First-time candidates are working in waves in 10 wards to unseat long-time City Council members who have fulfilled Chicago’s reputation of standing by “old school” politics. In the 40th Ward runoff, 36-year incumbent Ald. Patrick O’Connor has been pushed into a runoff with one man working to weed out what was once known as the “Chicago Way.”
Andre Vasquez, AT&T Statewide Area Manager, worked alongside other young challengers to unseat O’Connor. He was the only candidate to push O’Connor into a runoff in decades with 20.1 percent of the vote compared to O’Connor’s 33.3 percent.
“Running for alderman was never something I thought I would do. I wanted to be community organizer,” Vasquez said.
A known right-hand-man of Mayor Rahm Emanuel, O’Connor has held his seat on City Council for 36 years, second only in tenure to Ald. Ed Burke (14th Ward), who is facing federal attempted extortion charges, yet held onto his City Council seat with 54.3 percent of the vote. O’Connor has taken over Burke’s seat on the City of Chicago Committee on Finance.
Being chair of the finance committee is the most powerful job on City Council because every permit, legislation and funding needs to be approved by the committee, according to University of Illinois at Chicago political science professor and former Alderman Dick Simpson.
The committee is also responsible for the worker’s compensation program—an aldermanic responsibility scrutinized by many Chicagoans —for aldermen, specifically Burke, allegedly playing favorites when it comes to who gets compensation approved and who doesn’t.
O’Connor has also been accused of nepotism for gifting family members jobs on his staff in the 1980s, earning him the nickname “City Hall Santa.”
“[Corruption] is very much part of O’Connor,” Vasquez said. “It’s not about you… Being an alderperson makes you a public servant. I’ve seen a wave of folks who know that.”

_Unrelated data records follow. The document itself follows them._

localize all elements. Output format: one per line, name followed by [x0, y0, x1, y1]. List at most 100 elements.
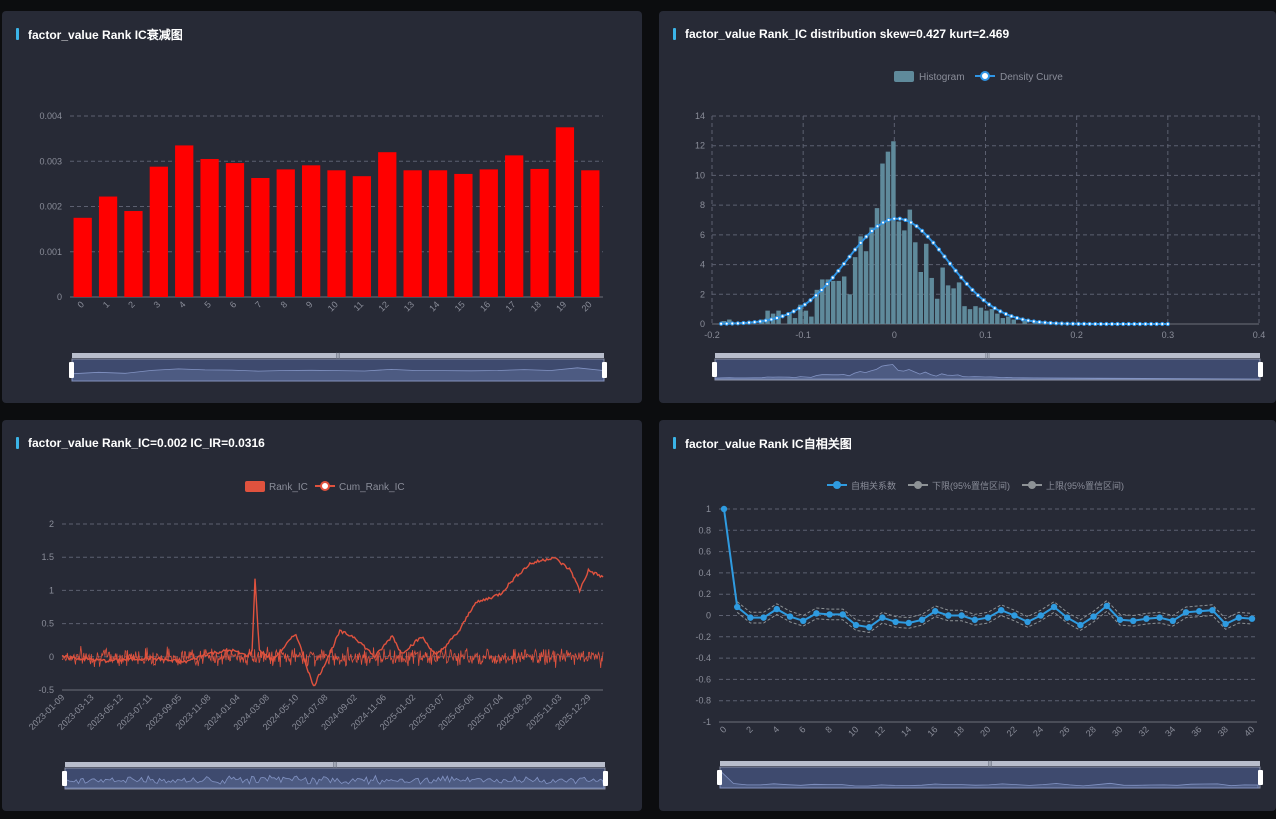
- acf-point[interactable]: [971, 616, 978, 623]
- density-point[interactable]: [841, 261, 847, 266]
- density-point[interactable]: [1003, 311, 1008, 317]
- bar[interactable]: [175, 145, 194, 297]
- density-point[interactable]: [741, 320, 746, 326]
- acf-point[interactable]: [1103, 602, 1110, 610]
- density-point[interactable]: [869, 228, 874, 234]
- density-point[interactable]: [1037, 320, 1042, 325]
- histogram-bar[interactable]: [831, 280, 836, 324]
- legend-acf-label[interactable]: 自相关系数: [851, 480, 896, 491]
- density-point[interactable]: [853, 247, 858, 252]
- legend-upper-marker[interactable]: [1028, 481, 1036, 489]
- acf-point[interactable]: [1077, 621, 1084, 629]
- acf-line[interactable]: [723, 508, 1253, 629]
- density-point[interactable]: [858, 240, 863, 245]
- cum-rank-ic-line[interactable]: [61, 556, 604, 687]
- histogram-bar[interactable]: [951, 288, 956, 324]
- density-point[interactable]: [1132, 321, 1137, 327]
- histogram-bar[interactable]: [721, 321, 727, 324]
- datazoom-grip-icon[interactable]: |||: [985, 353, 990, 359]
- density-point[interactable]: [1054, 321, 1059, 326]
- acf-point[interactable]: [1116, 616, 1124, 623]
- bar[interactable]: [403, 170, 422, 297]
- acf-point[interactable]: [998, 606, 1005, 614]
- bar[interactable]: [327, 170, 346, 297]
- density-point[interactable]: [791, 309, 796, 314]
- density-point[interactable]: [953, 268, 958, 273]
- histogram-bar[interactable]: [874, 208, 880, 324]
- density-point[interactable]: [1087, 321, 1092, 327]
- density-point[interactable]: [774, 315, 780, 321]
- bar[interactable]: [581, 170, 600, 297]
- bar[interactable]: [200, 158, 219, 297]
- acf-point[interactable]: [945, 612, 952, 619]
- density-point[interactable]: [897, 216, 902, 221]
- histogram-bar[interactable]: [1000, 318, 1006, 324]
- datazoom-grip-icon[interactable]: |||: [336, 353, 341, 359]
- histogram-bar[interactable]: [945, 285, 951, 324]
- histogram-bar[interactable]: [989, 309, 995, 324]
- acf-point[interactable]: [852, 621, 860, 629]
- acf-point[interactable]: [773, 605, 780, 613]
- histogram-bar[interactable]: [727, 319, 732, 324]
- acf-point[interactable]: [786, 613, 794, 620]
- datazoom-left-handle[interactable]: [717, 770, 722, 785]
- histogram-bar[interactable]: [765, 310, 770, 324]
- density-point[interactable]: [998, 309, 1003, 314]
- datazoom-top-bar[interactable]: [720, 761, 1260, 766]
- histogram-bar[interactable]: [1006, 316, 1011, 324]
- density-point[interactable]: [1031, 319, 1036, 324]
- density-point[interactable]: [1020, 317, 1025, 322]
- density-point[interactable]: [830, 275, 835, 280]
- acf-point[interactable]: [813, 610, 820, 617]
- datazoom-right-handle[interactable]: [1258, 770, 1263, 785]
- datazoom-top-bar[interactable]: [65, 762, 605, 767]
- datazoom-grip-icon[interactable]: |||: [333, 762, 338, 768]
- histogram-bar[interactable]: [934, 298, 940, 324]
- legend-upper-label[interactable]: 上限(95%置信区间): [1046, 480, 1124, 491]
- density-point[interactable]: [1104, 321, 1109, 327]
- legend-histogram-swatch[interactable]: [894, 71, 914, 82]
- density-point[interactable]: [797, 306, 802, 311]
- density-point[interactable]: [1009, 314, 1014, 319]
- legend-rank-ic-label[interactable]: Rank_IC: [269, 482, 308, 493]
- density-point[interactable]: [1160, 321, 1165, 327]
- acf-point[interactable]: [1156, 614, 1163, 621]
- histogram-bar[interactable]: [913, 242, 918, 324]
- acf-point[interactable]: [720, 505, 728, 513]
- acf-point[interactable]: [984, 614, 992, 621]
- density-point[interactable]: [908, 220, 914, 225]
- histogram-bar[interactable]: [918, 272, 924, 324]
- histogram-bar[interactable]: [847, 294, 852, 324]
- acf-point[interactable]: [1050, 603, 1058, 611]
- density-point[interactable]: [981, 298, 986, 303]
- acf-point[interactable]: [1235, 614, 1242, 621]
- datazoom-top-bar[interactable]: [715, 353, 1260, 358]
- density-point[interactable]: [1143, 321, 1148, 327]
- density-point[interactable]: [970, 287, 975, 292]
- upper-ci-line[interactable]: [736, 599, 1253, 623]
- density-point[interactable]: [903, 217, 908, 223]
- datazoom-grip-icon[interactable]: |||: [988, 761, 993, 767]
- density-point[interactable]: [735, 321, 740, 326]
- histogram-bar[interactable]: [869, 227, 874, 324]
- legend-histogram-label[interactable]: Histogram: [919, 72, 965, 83]
- legend-lower-label[interactable]: 下限(95%置信区间): [932, 480, 1010, 491]
- acf-point[interactable]: [1024, 618, 1031, 626]
- histogram-bar[interactable]: [940, 267, 945, 324]
- acf-point[interactable]: [1196, 608, 1203, 615]
- histogram-bar[interactable]: [885, 151, 891, 324]
- histogram-bar[interactable]: [825, 279, 831, 324]
- histogram-bar[interactable]: [863, 251, 869, 324]
- datazoom-left-handle[interactable]: [712, 362, 717, 377]
- density-point[interactable]: [964, 281, 969, 287]
- density-point[interactable]: [1070, 321, 1076, 326]
- rank-ic-line[interactable]: [61, 646, 604, 669]
- histogram-bar[interactable]: [852, 257, 858, 324]
- acf-point[interactable]: [1169, 617, 1176, 625]
- density-point[interactable]: [802, 302, 807, 307]
- histogram-bar[interactable]: [902, 230, 907, 324]
- acf-point[interactable]: [1222, 620, 1229, 628]
- bar[interactable]: [251, 177, 270, 297]
- acf-point[interactable]: [734, 603, 741, 611]
- histogram-bar[interactable]: [787, 313, 792, 324]
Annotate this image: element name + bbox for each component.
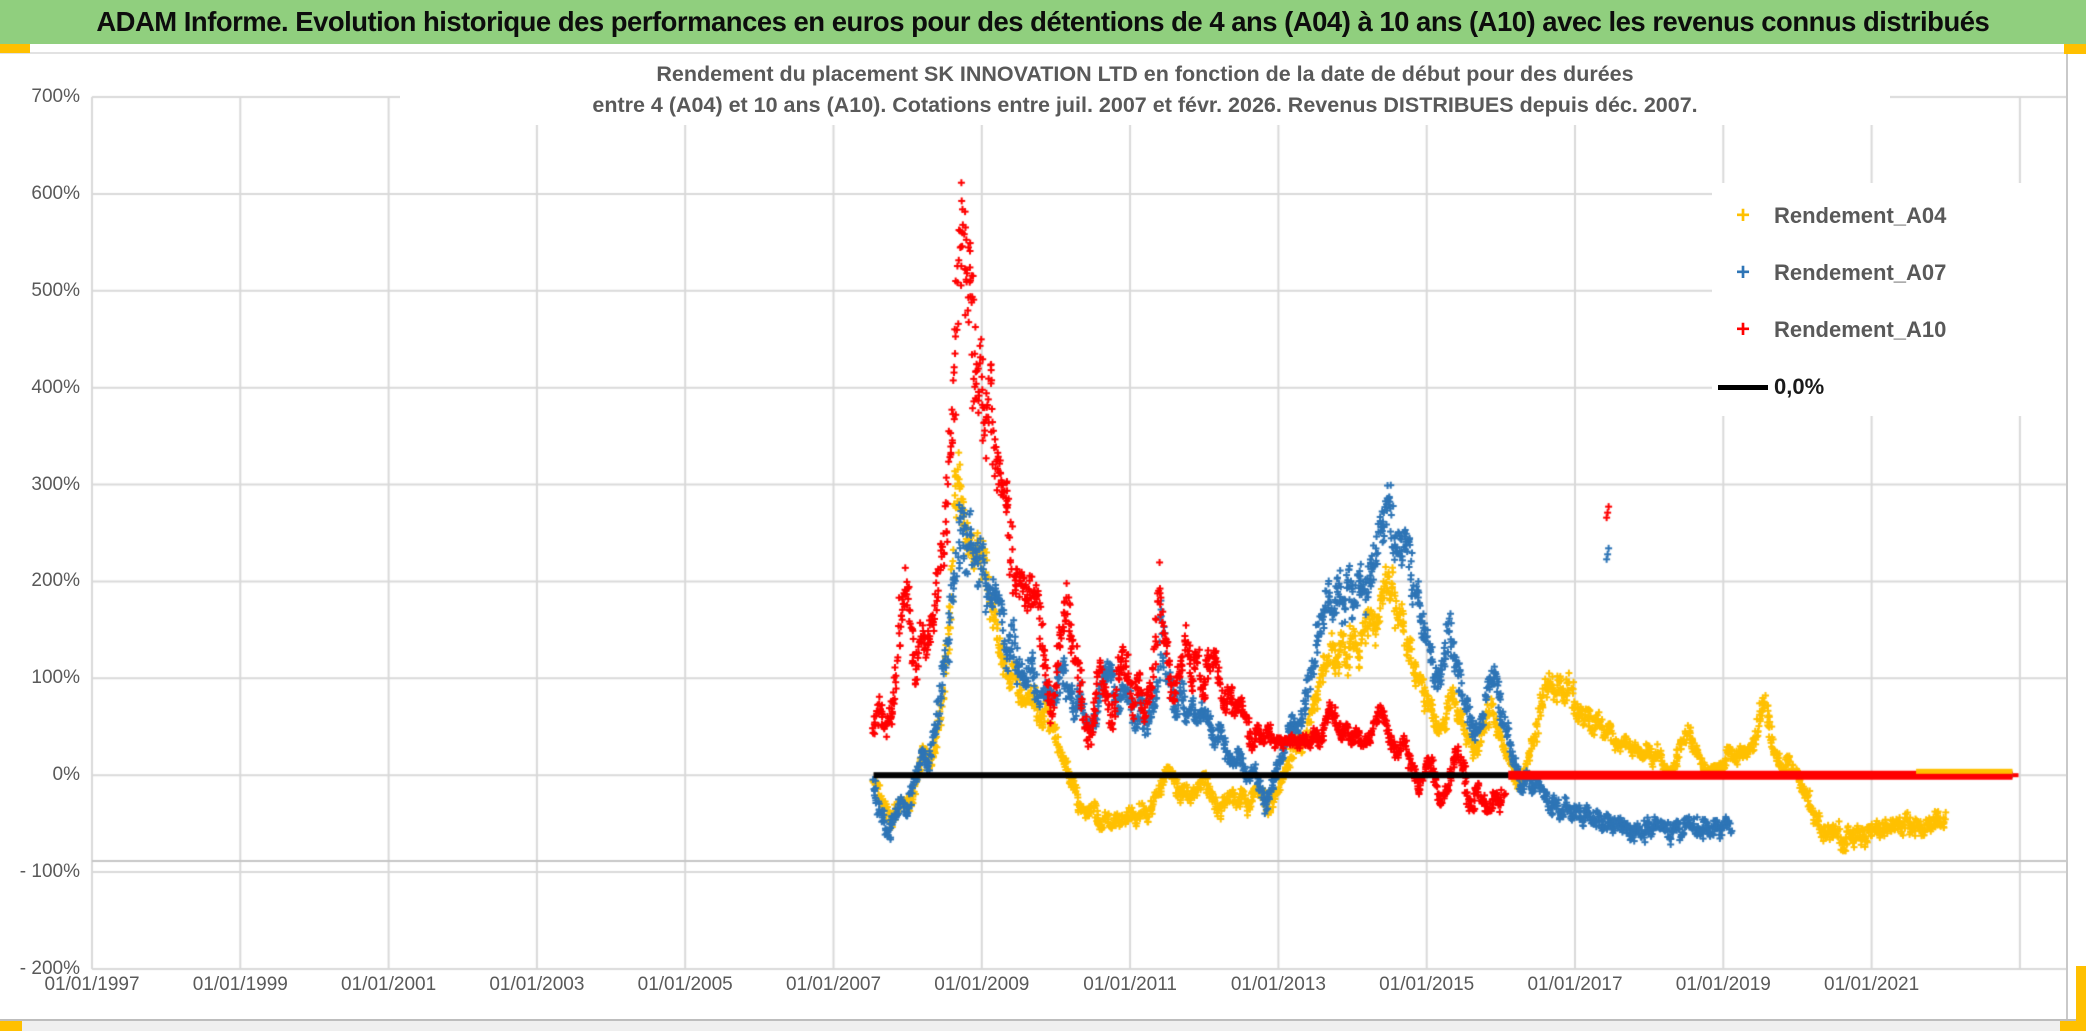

Vasquez said the way to weed out corruption in City Council is to bring an end to aldermanic prerogative, require aldermen to focus on City Council as a full time job and spearhead a “small donor match public finance ordinance for city elections to end pay-to-play corruption.”
“Chicago is corrupt at every level,” Vasquez said. “Politicians are influenced by clout and money and not the people they are meant to serve.”
The weight of a campaign war chest can make or break a candidate’s run for alderman because funding allows their message to get out to constituents, Simpson said, adding that he advises candidates to collect at least a quarter of a million dollars.
O’Connor has had no problems with financing, and has even received at least $65,000 in campaign contributions from Chicago for Rahm Emanuel and $10,000 from Dream Town Realty, the real-estate firm where his wife, Barbara O’Connor, holds a top position.
Attempts to contact O’Connor and staff were not replied to by press time.
Many 40th Ward constituents in parts of the Lincoln Square, Budlong Woods, Bowmanville, West Andersonville, Edgewater and West Ridge neighborhoods feel grateful for O’Connor, who has provided community services and done well by them, Simpson said.
Facing the first competition he’s had in years, O’Connor shifted gears to negative campaign tactics, highlighting misogynistic and homophobic comments Vasquez made when he was a rapper by the name of Prime in 2001. The lyrics were placed on the website thetruthaboutandre.com and paid for by O’Connor’s campaign, with the phrase “Andre Vasquez would bring shame to our community” at the bottom.
Vasquez has apologized for his actions and countered O’Connor: “Some people grow and learn and change and some people don’t. I’m not proud of who I was when I was a younger man, but I’m proud of who I am today,” he told NBC5 in a March 15 article. “The Pat O’Connor who was attacking someone’s ethnicity at a forum in 2018 is the same Pat O’Connor who tried to sabotage Harold Washington in 1984. Voters have a clear choice between the past and the future in this race.”
The 40th Ward demographic has changed dramatically since O’Connor’s first days in office. Constituents are more diverse, they are younger, they are better educated and they are open to change—a demographic with which O’Connor has not strongly identified with in the past, Simpson said.
“We have come so far in society; we need to represent that in City Council,” Vasquez said. “We’re so much better. The 40th Ward can either be at the front of the line for change, or the back.”